When it is hard to find a band to compare another band to, that's usually when the music is interesting. Are you comfortable with your music being described as experimental pop?
I appreciate what you said. I agree that if you can't label it, it means you are doing something nobody else is doing. We strive to be just ourselves and when you do that, hopefully you will be original. I think we are definitely moving towards a pop direction. When people ask me what genre music I play, I say that I don't know. I just write what I write. We just create what we create. Structurally, we are heading more towards the pop realm. Fitting yourself into a genre can be a dangerous thing. We sound like Teen. What does Kate Bush sound like? What does David Bowie sound like? I feel like the people that I admire the most sound like themselves. You can't explain what they sound like. You just have to listen to it.
You were with the band Here We Go Magic. Why start a new band?
I actually left to really pursue Teen. I made a record while I was in Here We Go Magic, but I felt like this project needed more attention. I left Here We Go Magic to focus on Teen.
Are you still in contact with the members of Here We Go Magic?
Yes, Luke Temple is one of my favorite people. I talk with them and see them sometimes.
As Teen, have you played Texas before and specifically Dallas?
Yes, we were just in Texas playing SXSW. We played in Houston and Dallas with Hospitality and Eleanor Friedberger.
This time around you are supporting Phantogram.
Yes, it's a really big tour and we are happy to be on it. Apparently, we just got chosen out of a bunch of bands that were submitted. We were just lucky that they liked our music. We couldn't be happier about that.
How many shows have you played on this tour and have the audiences been receptive to the band?
This is the fourth or fifth one. Yes, it's actually felt really compatible. You couldn't ask for anything more. The audiences have been really, really friendly. We've actually sold some CDs.
Your new album, The Way and Color, has gotten some great reviews. It has been described as a drastic change from what you've done before.
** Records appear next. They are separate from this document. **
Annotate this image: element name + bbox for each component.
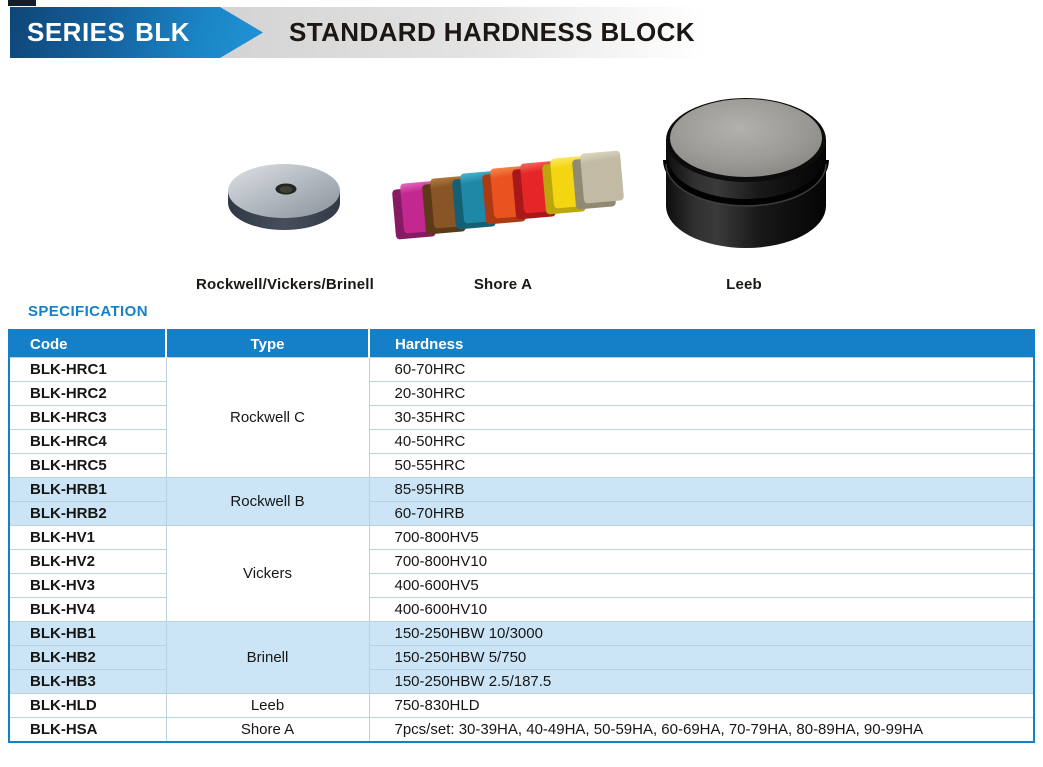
type-cell: Leeb	[165, 693, 370, 718]
header-gray-bar	[215, 7, 707, 58]
specification-heading: SPECIFICATION	[28, 303, 148, 320]
code-cell: BLK-HRC5	[8, 453, 167, 478]
table-row: BLK-HB2 150-250HBW 5/750	[8, 645, 1035, 670]
code-cell: BLK-HV1	[8, 525, 167, 550]
hardness-cell: 150-250HBW 5/750	[368, 645, 1035, 670]
table-row: BLK-HRC3 30-35HRC	[8, 405, 1035, 430]
code-cell: BLK-HRB2	[8, 501, 167, 526]
column-header-type: Type	[165, 330, 369, 358]
code-cell: BLK-HV4	[8, 597, 167, 622]
page-title: STANDARD HARDNESS BLOCK	[289, 17, 695, 47]
table-row: BLK-HLD Leeb 750-830HLD	[8, 693, 1035, 718]
table-row: BLK-HV3 400-600HV5	[8, 573, 1035, 598]
table-row: BLK-HV2 700-800HV10	[8, 549, 1035, 574]
type-cell: Shore A	[165, 717, 370, 743]
product-label-leeb: Leeb	[726, 276, 762, 293]
hardness-cell: 700-800HV10	[368, 549, 1035, 574]
column-header-code: Code	[9, 330, 166, 358]
product-label-rockwell: Rockwell/Vickers/Brinell	[196, 276, 374, 293]
disc-illustration	[228, 164, 340, 230]
hardness-cell: 30-35HRC	[368, 405, 1035, 430]
type-cell: Brinell	[165, 621, 370, 694]
hardness-cell: 150-250HBW 10/3000	[368, 621, 1035, 646]
hardness-cell: 400-600HV5	[368, 573, 1035, 598]
hardness-cell: 20-30HRC	[368, 381, 1035, 406]
table-row: BLK-HSA Shore A 7pcs/set: 30-39HA, 40-49HA…	[8, 717, 1035, 743]
code-cell: BLK-HRC1	[8, 357, 167, 382]
code-cell: BLK-HRC4	[8, 429, 167, 454]
code-cell: BLK-HB3	[8, 669, 167, 694]
type-cell: Rockwell C	[165, 357, 370, 478]
code-cell: BLK-HSA	[8, 717, 167, 743]
code-cell: BLK-HB2	[8, 645, 167, 670]
leeb-illustration	[663, 98, 829, 248]
hardness-cell: 50-55HRC	[368, 453, 1035, 478]
table-row: BLK-HRC2 20-30HRC	[8, 381, 1035, 406]
table-row: BLK-HV4 400-600HV10	[8, 597, 1035, 622]
hardness-cell: 85-95HRB	[368, 477, 1035, 502]
hardness-cell: 40-50HRC	[368, 429, 1035, 454]
table-row: BLK-HRB2 60-70HRB	[8, 501, 1035, 526]
print-corner-mark	[8, 0, 36, 6]
code-cell: BLK-HV3	[8, 573, 167, 598]
table-row: BLK-HV1 Vickers 700-800HV5	[8, 525, 1035, 622]
table-row: BLK-HRC1 Rockwell C 60-70HRC	[8, 357, 1035, 478]
type-cell: Vickers	[165, 525, 370, 622]
column-header-hardness: Hardness	[368, 330, 1034, 358]
hardness-cell: 150-250HBW 2.5/187.5	[368, 669, 1035, 694]
table-row: BLK-HRB1 Rockwell B 85-95HRB	[8, 477, 1035, 526]
code-cell: BLK-HRC3	[8, 405, 167, 430]
table-row: BLK-HB1 Brinell 150-250HBW 10/3000	[8, 621, 1035, 694]
code-cell: BLK-HRB1	[8, 477, 167, 502]
table-header-row: Code Type Hardness	[9, 330, 1034, 358]
table-row: BLK-HRC4 40-50HRC	[8, 429, 1035, 454]
hardness-cell: 700-800HV5	[368, 525, 1035, 550]
shore-block-7	[571, 150, 625, 210]
code-cell: BLK-HV2	[8, 549, 167, 574]
rockwell-disc-image	[222, 150, 347, 245]
type-cell: Rockwell B	[165, 477, 370, 526]
table-row: BLK-HRC5 50-55HRC	[8, 453, 1035, 478]
leeb-cylinder-image	[662, 82, 830, 254]
table-row: BLK-HB3 150-250HBW 2.5/187.5	[8, 669, 1035, 694]
series-label: SERIES BLK	[27, 17, 191, 47]
shore-block-front	[579, 150, 625, 204]
specification-table: Code Type Hardness BLK-HRC1 Rockwell C 60-…	[8, 329, 1035, 743]
hardness-cell: 60-70HRB	[368, 501, 1035, 526]
series-banner: SERIES BLK	[10, 7, 263, 58]
product-gallery: Rockwell/Vickers/Brinell Shore A Leeb	[0, 58, 1043, 303]
hardness-cell: 400-600HV10	[368, 597, 1035, 622]
hardness-cell: 750-830HLD	[368, 693, 1035, 718]
hardness-cell: 7pcs/set: 30-39HA, 40-49HA, 50-59HA, 60-…	[368, 717, 1035, 743]
code-cell: BLK-HLD	[8, 693, 167, 718]
hardness-cell: 60-70HRC	[368, 357, 1035, 382]
spec-table-body: BLK-HRC1 Rockwell C 60-70HRC BLK-HRC2 20-30H…	[8, 357, 1035, 743]
code-cell: BLK-HRC2	[8, 381, 167, 406]
code-cell: BLK-HB1	[8, 621, 167, 646]
shorea-blocks-image	[391, 148, 628, 260]
product-label-shorea: Shore A	[473, 276, 533, 293]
Was the change intentional?
Some of it was intentional and some of it was the band's natural evolution. We've been playing together for two more years and have matured sonically. The approach production-wise was certainly intentional. We wanted it to be clearer, less hazy. We just play better as a band, so some of that stuff comes naturally.
Do you read the reviews?
I read the good ones. I don't know, but I can be pretty sensitive, so I try to avoid bad reviews. For the most part, with this record, it's been mostly positive. That feels really good because we feel really good about this record. It's nice that people are hearing it like we felt making it.